The new measure will extend operating licenses until the National Assembly passes more comprehensive reforms of the telecommunications law.
The National Assembly s Economic Commission is also taking up a proposal to restore tax exemptions for newspapers, radio and TV stations that were taken away in a 2005 reform, known as the Arce Law, named after then-Sandinista legislator Bayardo Arce.
While the Sandinista government pumps more resources into state-run media the new Sandinista weekly El 19 debuted last month Liberal Party legislators have pledged to support a restoration of tax exemptions for the media and pass reforms to protect press freedoms.
The license extension law was passed last week after TV commentator Jaime Arellano, a staunch critic of President Daniel Ortega, was kicked off the air last month amid Channel 2 TV s efforts to renew their broadcasting license with the telecom regulatory agency TELCOR, which is controlled by Ortega loyalists.

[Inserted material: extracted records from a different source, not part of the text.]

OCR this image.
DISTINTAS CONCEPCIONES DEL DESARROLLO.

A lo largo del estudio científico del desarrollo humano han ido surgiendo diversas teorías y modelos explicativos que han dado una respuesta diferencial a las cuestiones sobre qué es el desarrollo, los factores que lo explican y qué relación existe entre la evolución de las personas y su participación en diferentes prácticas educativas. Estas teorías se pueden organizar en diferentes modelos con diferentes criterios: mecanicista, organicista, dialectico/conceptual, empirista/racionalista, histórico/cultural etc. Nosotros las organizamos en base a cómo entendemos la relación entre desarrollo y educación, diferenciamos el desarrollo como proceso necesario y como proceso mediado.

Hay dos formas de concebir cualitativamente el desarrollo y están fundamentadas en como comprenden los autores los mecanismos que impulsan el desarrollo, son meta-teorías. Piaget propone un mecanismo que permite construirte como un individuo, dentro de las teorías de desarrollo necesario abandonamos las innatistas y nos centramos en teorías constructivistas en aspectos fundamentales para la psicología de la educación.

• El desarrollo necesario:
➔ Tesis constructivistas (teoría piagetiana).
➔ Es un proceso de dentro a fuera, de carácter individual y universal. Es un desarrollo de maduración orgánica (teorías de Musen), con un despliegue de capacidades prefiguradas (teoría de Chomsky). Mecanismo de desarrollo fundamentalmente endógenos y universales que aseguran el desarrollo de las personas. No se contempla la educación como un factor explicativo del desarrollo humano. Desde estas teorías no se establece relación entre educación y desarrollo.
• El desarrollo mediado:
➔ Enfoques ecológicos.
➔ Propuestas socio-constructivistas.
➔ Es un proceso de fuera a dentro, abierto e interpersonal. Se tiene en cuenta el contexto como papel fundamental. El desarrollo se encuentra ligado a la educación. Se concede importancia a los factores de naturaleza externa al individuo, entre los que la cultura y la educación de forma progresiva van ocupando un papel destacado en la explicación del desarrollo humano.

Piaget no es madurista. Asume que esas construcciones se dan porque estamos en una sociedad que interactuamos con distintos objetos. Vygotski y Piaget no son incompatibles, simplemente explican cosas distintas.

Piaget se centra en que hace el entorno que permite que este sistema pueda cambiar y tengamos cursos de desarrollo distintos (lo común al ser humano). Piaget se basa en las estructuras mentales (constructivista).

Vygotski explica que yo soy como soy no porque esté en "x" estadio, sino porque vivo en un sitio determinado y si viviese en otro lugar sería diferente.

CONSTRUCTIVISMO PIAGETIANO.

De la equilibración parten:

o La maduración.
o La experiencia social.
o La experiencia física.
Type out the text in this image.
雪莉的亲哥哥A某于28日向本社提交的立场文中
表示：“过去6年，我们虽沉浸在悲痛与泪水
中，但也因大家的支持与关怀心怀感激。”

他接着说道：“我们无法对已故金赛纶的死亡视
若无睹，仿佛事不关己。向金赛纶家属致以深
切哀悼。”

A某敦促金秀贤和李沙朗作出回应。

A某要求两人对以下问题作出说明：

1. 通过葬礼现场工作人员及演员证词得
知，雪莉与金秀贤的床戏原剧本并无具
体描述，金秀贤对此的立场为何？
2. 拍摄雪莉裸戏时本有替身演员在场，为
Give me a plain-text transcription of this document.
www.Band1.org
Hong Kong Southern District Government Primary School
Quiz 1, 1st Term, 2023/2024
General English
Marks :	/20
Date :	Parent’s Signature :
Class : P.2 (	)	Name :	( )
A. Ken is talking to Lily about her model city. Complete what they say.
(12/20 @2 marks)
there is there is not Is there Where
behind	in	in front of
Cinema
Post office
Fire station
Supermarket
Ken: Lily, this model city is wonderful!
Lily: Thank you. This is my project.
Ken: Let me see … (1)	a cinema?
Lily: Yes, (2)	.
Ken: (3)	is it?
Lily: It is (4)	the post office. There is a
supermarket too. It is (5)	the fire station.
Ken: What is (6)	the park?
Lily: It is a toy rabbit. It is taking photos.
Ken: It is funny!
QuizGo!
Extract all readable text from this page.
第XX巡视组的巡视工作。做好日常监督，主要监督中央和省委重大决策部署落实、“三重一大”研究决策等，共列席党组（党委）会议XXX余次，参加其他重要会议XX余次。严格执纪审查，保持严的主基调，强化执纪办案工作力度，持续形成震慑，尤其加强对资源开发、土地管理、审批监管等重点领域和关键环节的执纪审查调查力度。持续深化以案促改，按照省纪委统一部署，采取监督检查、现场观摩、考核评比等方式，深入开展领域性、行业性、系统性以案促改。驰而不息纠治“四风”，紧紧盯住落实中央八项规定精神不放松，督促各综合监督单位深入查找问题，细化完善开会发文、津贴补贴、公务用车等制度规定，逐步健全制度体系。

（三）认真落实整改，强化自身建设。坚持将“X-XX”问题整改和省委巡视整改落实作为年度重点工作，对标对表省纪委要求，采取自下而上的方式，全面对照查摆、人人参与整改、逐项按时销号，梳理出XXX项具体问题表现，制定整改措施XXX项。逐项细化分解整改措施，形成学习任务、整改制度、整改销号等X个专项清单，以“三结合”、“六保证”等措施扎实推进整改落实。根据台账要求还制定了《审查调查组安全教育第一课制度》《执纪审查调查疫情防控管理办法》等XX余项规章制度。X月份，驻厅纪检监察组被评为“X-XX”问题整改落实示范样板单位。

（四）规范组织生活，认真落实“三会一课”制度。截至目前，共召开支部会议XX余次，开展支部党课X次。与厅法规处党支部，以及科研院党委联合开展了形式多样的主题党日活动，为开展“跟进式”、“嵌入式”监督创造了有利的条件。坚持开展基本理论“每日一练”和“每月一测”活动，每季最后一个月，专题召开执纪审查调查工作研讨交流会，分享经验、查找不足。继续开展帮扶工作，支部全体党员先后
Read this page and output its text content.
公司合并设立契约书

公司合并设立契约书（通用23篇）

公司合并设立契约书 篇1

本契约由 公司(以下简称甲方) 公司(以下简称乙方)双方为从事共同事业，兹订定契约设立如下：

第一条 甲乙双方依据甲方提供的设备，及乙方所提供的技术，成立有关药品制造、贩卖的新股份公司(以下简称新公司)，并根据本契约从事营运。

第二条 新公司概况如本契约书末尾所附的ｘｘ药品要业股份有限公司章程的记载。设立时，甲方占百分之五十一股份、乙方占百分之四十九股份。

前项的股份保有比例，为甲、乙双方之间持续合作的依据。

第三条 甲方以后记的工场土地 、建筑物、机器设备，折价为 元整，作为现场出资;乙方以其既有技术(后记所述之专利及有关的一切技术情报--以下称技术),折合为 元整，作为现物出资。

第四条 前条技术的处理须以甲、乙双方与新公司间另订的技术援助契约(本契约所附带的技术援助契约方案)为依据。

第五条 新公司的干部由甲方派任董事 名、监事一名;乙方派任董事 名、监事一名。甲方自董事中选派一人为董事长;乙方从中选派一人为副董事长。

Opposition legislators have said that a reform to Nicaraguan broadcasting law is crucial to avoid a situation like the one that occurred in Venezuela, where the government quieted the critical RCTV station last year by failing to renew its broadcasting license.
Nicaraguan media experts, however, have warned that the indefinite extension to all broadcasting licenses here is not as good as the original 10-year extension that media owners had asked for, because they will still be subject to the any forthcoming legislation perhaps as early as next year which could ultimately be more restrictive that the current laws.